I – em Belo Horizonte, duzentos Juízes de Direito em varas da Justiça Comum ou em unidades jurisdicionais do Juizado Especial e cinquenta e oito Juízes de Direito Auxiliares Especiais, com função de substituição e cooperação;

(...)

§ 4º – A instalação das comarcas, das varas e das unidades jurisdicionais do Sistema dos Juizados Especiais criadas por esta lei complementar, bem como a alteração de competência das unidades judiciárias, serão determinadas pelo órgão competente do Tribunal de Justiça, por meio de resolução, de acordo com a necessidade da prestação jurisdicional e após a verificação, pela Corregedoria-Geral de Justiça, das condições de funcionamento e, pela Presidência do Tribunal de Justiça, da disponibilidade de recursos financeiros.

(...)

§ 15 – Para expedir a resolução de que trata o § 4º deste artigo, o órgão competente do Tribunal de Justiça exigirá a estimativa justificada de distribuição média, por mês, de:

I – cem processos, para a instalação de vara ou a alteração de sua competência;

II – cento e sessenta processos para cada Juiz, em se tratando de instalação de unidade jurisdicional do Sistema dos Juizados Especiais ou de cargo de Juiz de Direito em unidade jurisdicional do Sistema dos Juizados Especiais.”.

Art. 2º – Ficam extintos dez cargos de Juiz de Direito Substituto de Segundo Grau da Comarca de Belo Horizonte, criados pelo art. 1º da Lei Complementar nº 139, de 3 de maio de 2016, e ainda não providos.

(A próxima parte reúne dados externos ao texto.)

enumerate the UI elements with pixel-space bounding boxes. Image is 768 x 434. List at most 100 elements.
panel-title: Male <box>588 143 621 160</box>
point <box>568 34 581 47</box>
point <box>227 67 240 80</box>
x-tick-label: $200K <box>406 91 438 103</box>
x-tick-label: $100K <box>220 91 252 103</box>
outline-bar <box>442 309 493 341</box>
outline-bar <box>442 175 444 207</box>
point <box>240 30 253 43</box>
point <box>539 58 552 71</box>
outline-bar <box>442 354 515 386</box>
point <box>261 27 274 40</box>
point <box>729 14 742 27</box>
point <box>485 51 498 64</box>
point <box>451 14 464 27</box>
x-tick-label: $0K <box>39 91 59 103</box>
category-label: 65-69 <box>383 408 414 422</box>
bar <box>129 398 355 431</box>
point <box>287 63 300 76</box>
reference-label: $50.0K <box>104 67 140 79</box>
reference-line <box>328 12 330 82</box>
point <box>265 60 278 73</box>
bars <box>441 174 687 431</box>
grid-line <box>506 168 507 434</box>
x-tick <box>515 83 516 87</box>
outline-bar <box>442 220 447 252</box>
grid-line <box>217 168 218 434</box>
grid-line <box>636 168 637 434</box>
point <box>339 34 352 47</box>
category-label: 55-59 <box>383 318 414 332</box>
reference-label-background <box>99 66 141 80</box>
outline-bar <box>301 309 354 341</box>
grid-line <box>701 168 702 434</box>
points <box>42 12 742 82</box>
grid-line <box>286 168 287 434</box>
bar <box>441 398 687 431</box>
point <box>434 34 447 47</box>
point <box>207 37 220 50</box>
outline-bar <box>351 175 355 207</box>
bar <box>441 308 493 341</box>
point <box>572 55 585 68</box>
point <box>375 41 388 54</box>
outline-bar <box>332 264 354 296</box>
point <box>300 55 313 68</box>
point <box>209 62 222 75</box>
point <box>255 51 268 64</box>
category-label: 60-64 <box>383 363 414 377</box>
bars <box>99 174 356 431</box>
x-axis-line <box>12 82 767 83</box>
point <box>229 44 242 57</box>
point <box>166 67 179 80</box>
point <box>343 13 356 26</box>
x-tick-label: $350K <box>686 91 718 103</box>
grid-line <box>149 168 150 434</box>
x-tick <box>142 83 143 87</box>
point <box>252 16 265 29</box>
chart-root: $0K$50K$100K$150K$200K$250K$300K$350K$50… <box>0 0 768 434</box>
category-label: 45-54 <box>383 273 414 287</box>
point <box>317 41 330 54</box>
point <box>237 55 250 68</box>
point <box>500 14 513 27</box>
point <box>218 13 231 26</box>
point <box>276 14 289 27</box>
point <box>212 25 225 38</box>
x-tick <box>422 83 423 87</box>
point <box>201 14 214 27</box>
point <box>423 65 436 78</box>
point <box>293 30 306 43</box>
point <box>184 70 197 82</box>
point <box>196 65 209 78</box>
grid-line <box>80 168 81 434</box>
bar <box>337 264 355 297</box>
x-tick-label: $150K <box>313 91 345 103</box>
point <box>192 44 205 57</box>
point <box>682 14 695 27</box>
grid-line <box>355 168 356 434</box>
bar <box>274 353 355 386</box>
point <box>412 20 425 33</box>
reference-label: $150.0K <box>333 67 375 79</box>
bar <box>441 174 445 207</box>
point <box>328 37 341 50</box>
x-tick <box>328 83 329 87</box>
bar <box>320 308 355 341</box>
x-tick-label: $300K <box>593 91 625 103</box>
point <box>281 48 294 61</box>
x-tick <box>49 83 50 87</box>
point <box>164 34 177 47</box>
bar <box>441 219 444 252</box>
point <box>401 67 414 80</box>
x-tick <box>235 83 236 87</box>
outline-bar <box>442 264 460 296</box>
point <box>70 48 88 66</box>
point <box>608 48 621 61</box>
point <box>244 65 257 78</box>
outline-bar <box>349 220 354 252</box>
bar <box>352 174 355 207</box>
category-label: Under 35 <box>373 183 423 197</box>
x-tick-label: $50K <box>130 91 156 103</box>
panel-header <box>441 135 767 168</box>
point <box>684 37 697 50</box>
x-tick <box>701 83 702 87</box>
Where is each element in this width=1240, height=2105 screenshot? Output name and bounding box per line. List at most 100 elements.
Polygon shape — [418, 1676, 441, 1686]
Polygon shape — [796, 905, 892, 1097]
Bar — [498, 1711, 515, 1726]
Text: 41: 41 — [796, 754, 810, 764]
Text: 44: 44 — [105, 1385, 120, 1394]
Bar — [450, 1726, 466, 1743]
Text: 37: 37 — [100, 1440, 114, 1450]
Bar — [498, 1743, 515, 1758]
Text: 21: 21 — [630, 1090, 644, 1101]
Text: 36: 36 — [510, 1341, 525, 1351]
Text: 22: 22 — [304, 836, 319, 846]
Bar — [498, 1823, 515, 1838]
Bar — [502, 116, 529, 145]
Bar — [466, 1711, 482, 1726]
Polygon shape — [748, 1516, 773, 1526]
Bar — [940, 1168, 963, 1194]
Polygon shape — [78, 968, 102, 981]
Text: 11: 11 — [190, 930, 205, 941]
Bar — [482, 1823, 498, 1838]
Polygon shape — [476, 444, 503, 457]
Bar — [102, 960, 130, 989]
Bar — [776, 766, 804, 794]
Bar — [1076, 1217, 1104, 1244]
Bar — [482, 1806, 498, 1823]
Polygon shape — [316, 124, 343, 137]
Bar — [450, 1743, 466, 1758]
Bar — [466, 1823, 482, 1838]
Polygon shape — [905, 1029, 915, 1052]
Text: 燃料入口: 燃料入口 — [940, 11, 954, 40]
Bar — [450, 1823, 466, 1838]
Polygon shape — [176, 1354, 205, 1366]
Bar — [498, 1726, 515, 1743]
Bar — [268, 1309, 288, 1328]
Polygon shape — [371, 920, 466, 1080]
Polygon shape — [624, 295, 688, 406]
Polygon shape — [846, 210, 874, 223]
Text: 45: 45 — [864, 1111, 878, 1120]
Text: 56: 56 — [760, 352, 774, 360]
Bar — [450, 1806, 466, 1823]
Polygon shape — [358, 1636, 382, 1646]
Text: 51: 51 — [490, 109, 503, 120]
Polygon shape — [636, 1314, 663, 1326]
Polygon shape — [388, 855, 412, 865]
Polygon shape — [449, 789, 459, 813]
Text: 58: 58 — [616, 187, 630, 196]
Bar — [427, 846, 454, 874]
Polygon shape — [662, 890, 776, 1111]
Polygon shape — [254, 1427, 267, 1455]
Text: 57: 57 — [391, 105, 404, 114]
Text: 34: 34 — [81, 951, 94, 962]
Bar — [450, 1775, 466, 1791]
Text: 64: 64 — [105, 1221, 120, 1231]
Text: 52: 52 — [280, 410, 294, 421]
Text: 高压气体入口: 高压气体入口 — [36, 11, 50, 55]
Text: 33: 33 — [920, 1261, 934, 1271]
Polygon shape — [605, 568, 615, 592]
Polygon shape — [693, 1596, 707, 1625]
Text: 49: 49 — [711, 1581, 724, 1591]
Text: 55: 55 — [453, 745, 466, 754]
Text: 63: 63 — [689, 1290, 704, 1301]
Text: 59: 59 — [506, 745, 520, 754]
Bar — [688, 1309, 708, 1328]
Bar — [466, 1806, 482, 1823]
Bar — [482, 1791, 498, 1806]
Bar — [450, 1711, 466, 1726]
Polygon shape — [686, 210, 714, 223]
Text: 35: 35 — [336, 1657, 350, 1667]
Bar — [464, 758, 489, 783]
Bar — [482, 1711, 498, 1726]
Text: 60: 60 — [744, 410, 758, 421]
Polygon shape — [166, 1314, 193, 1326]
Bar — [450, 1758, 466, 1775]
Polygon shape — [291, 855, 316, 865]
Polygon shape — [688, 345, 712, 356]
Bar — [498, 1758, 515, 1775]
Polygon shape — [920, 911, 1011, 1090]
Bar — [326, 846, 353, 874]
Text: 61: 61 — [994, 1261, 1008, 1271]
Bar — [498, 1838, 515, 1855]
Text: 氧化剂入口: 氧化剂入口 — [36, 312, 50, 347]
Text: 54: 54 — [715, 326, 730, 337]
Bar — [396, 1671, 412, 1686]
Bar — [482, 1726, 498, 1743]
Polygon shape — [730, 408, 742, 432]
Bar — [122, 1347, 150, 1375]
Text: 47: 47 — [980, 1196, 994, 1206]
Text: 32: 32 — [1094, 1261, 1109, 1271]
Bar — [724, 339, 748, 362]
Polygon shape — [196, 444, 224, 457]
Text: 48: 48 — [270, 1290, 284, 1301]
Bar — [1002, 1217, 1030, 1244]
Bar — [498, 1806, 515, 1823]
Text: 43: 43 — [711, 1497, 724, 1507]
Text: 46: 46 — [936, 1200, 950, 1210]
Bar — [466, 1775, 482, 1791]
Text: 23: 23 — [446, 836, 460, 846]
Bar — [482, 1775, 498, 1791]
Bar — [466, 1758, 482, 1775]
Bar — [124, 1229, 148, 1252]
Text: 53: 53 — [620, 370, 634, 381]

Art. 3º – Ficam criados dez cargos de Desembargador do Tribunal de Justiça, passando o § 1º do art. 11 da Lei Complementar nº 59, de 2001, a vigorar com a seguinte redação:

“Art. 11 – (…)

§ 1º – São cento e cinquenta os cargos de Desembargador do Tribunal de Justiça, dos quais um será o de Presidente, três, os de Vice-Presidentes, e um, o de Corregedor-Geral de Justiça.”.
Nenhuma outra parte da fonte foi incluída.